三个人跟着朱十八出了花厅,穿过前院朝大门方向走了。
安伯早就在门口备好了马车,四人又挤上了一辆车。
马车穿过几条街,在锦衣卫衙门那条安静的巷口拐了进去,停在黑漆大门前面。
朱十八四人刚跨进锦衣卫的院子,就看见正堂门口站着两个人。
左边那个穿着一件深灰色的短褐,身形偏瘦但站得很直,正是蒋瓛,他手里拿着一卷封好的纸筒,像是刚从外面回来还没来得及进正堂。
右边那个穿着一件半旧的青色袍子,比蒋瓛壮实一些,脸上的风霜痕迹比上次见时更深了,下颌和鬓角处留着一层没刮干净的短须,此人正是毛骧。
他手里拿着一截刚拆开的信封,看来也是刚到不久。
两个人同时站在正堂门口,像是一个刚从外面赶回来、一个正要出门,在门口碰上了,还没来得及分头走开。
毛骧和蒋瓛看见朱十八带着朱棣三人走了进来,赶紧快步迎上来,在几步外站定后各朝四人拱了一下手。
毛骧先开口:“郡王,三位殿下,怎么今天有空过来?”
朱十八看着两个人笑了一声:“真是难得,居然可以同时看见你们俩……卧槽,不会是锦衣卫出什么事了吧?”
毛骧和蒋瓛是锦衣卫里最忙的两个人,一个管南北镇抚司的情报汇集,一个管外勤行动,平时各忙各的,很少同时在衙门里出现。
今天两个人一起站在正堂门口,朱十八下意识地觉得是不是有什么大事发生了。
毛骧先愣了一下,然后摇了摇头:“郡王放心,锦衣卫没出事。

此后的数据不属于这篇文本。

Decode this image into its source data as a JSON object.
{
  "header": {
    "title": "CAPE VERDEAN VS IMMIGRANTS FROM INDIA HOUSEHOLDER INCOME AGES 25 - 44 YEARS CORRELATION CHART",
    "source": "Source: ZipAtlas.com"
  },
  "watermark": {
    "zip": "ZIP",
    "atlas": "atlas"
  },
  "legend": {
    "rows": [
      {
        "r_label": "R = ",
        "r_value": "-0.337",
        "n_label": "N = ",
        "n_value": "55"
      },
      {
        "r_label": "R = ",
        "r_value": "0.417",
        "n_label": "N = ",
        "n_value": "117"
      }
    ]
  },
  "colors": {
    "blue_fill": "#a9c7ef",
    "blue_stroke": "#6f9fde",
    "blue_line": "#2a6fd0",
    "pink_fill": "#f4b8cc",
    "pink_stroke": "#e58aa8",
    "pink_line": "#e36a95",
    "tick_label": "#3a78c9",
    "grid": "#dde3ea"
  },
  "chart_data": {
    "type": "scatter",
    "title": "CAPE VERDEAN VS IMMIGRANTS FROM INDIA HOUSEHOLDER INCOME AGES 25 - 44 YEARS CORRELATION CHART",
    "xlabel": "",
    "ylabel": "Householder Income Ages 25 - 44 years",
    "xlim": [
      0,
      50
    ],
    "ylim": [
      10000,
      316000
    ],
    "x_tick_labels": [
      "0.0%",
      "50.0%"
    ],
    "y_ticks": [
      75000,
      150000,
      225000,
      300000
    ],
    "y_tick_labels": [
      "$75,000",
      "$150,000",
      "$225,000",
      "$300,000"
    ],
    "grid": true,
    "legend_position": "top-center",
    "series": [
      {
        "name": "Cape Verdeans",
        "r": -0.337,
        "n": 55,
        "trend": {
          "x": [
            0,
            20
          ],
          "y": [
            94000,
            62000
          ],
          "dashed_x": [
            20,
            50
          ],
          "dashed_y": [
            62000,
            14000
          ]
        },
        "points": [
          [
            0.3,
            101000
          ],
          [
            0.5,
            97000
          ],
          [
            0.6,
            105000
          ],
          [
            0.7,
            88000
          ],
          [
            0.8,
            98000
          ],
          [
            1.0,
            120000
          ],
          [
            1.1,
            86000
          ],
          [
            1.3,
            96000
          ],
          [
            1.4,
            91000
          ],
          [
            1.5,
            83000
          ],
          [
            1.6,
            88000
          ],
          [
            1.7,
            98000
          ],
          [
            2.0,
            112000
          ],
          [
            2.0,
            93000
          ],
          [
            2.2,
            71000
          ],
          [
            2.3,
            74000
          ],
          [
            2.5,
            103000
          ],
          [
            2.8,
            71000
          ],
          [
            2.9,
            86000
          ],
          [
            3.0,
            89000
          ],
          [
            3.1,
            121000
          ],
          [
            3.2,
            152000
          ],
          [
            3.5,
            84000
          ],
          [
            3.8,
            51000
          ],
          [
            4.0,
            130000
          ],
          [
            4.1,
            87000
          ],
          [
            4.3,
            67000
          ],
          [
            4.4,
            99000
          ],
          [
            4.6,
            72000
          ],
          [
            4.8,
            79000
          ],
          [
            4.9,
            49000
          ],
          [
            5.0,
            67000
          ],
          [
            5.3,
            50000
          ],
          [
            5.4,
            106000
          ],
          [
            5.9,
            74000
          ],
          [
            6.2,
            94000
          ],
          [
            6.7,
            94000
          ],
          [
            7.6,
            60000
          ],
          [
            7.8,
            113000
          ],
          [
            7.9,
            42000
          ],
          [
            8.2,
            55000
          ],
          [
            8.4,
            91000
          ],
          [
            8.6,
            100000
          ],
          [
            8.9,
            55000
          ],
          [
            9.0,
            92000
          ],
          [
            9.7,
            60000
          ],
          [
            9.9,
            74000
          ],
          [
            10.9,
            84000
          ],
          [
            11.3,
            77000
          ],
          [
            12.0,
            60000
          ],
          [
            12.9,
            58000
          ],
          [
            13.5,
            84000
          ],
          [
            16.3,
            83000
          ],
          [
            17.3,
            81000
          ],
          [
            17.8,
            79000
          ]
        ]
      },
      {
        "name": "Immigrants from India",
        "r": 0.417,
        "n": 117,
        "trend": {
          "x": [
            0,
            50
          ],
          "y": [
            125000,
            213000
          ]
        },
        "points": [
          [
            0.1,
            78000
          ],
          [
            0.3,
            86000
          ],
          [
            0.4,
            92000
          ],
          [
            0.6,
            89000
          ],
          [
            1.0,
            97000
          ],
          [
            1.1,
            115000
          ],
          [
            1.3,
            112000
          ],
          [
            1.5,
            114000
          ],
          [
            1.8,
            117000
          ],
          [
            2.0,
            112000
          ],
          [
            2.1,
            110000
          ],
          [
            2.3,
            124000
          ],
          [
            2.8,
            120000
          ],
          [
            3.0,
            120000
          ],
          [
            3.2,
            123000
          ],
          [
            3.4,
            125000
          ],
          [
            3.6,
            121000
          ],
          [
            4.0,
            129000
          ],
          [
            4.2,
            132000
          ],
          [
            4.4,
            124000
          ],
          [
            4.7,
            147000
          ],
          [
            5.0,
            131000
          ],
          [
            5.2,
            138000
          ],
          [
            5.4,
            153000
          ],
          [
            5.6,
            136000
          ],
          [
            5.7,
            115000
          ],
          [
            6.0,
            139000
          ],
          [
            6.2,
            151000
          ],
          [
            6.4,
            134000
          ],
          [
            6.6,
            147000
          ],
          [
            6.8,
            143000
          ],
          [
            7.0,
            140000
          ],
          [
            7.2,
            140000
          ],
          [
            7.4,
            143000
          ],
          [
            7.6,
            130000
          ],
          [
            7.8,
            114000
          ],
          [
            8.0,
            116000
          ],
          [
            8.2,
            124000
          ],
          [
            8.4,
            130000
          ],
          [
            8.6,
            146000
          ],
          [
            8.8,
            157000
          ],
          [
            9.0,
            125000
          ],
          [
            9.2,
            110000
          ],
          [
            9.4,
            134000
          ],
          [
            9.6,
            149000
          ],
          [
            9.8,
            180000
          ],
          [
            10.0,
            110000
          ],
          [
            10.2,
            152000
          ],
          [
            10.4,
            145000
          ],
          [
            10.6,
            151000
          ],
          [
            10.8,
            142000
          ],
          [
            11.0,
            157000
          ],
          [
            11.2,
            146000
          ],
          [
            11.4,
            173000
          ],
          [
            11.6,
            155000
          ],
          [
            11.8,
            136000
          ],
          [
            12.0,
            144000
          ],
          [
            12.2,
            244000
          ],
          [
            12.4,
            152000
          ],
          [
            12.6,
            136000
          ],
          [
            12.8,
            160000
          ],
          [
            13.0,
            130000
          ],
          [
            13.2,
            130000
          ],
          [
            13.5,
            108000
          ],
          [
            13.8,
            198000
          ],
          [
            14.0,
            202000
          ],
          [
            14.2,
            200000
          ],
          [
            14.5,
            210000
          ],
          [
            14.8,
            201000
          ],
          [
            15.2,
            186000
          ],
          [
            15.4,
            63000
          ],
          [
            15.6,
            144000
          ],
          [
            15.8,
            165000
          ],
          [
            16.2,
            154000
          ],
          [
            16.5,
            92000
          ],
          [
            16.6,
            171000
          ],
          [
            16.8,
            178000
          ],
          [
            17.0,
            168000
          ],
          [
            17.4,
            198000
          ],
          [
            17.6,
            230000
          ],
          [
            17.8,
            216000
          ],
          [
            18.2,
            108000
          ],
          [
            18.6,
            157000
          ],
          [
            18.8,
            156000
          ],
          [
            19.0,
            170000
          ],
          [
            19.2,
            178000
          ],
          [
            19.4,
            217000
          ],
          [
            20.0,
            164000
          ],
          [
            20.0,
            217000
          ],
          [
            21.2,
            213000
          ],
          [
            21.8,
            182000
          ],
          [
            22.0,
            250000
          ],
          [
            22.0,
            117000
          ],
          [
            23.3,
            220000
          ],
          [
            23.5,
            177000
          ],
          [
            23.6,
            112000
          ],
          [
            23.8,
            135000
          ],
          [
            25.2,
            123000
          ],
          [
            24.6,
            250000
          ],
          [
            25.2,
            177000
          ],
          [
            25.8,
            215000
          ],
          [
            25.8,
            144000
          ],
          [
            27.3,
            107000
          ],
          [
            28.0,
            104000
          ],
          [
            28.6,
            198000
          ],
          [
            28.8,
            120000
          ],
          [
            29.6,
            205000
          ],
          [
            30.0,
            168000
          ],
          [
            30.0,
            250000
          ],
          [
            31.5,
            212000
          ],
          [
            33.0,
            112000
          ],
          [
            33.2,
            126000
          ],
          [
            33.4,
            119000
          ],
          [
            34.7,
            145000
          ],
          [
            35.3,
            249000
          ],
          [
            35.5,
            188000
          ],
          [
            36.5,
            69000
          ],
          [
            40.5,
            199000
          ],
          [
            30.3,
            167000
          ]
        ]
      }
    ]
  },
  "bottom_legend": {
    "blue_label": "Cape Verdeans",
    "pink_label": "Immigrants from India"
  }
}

臣刚从广东那边回来,今早刚到,还没进正堂门就碰上蒋同知了。我们俩在门口说了两句话,还没来得及分头去办事,您就来了。”
他侧身让了一下,把身后正堂门口那条通往里面走廊的通道让出来:“真要说有事,也是好事。广东那边的蓝旗船又出现了,臣这趟回来就是为这事。”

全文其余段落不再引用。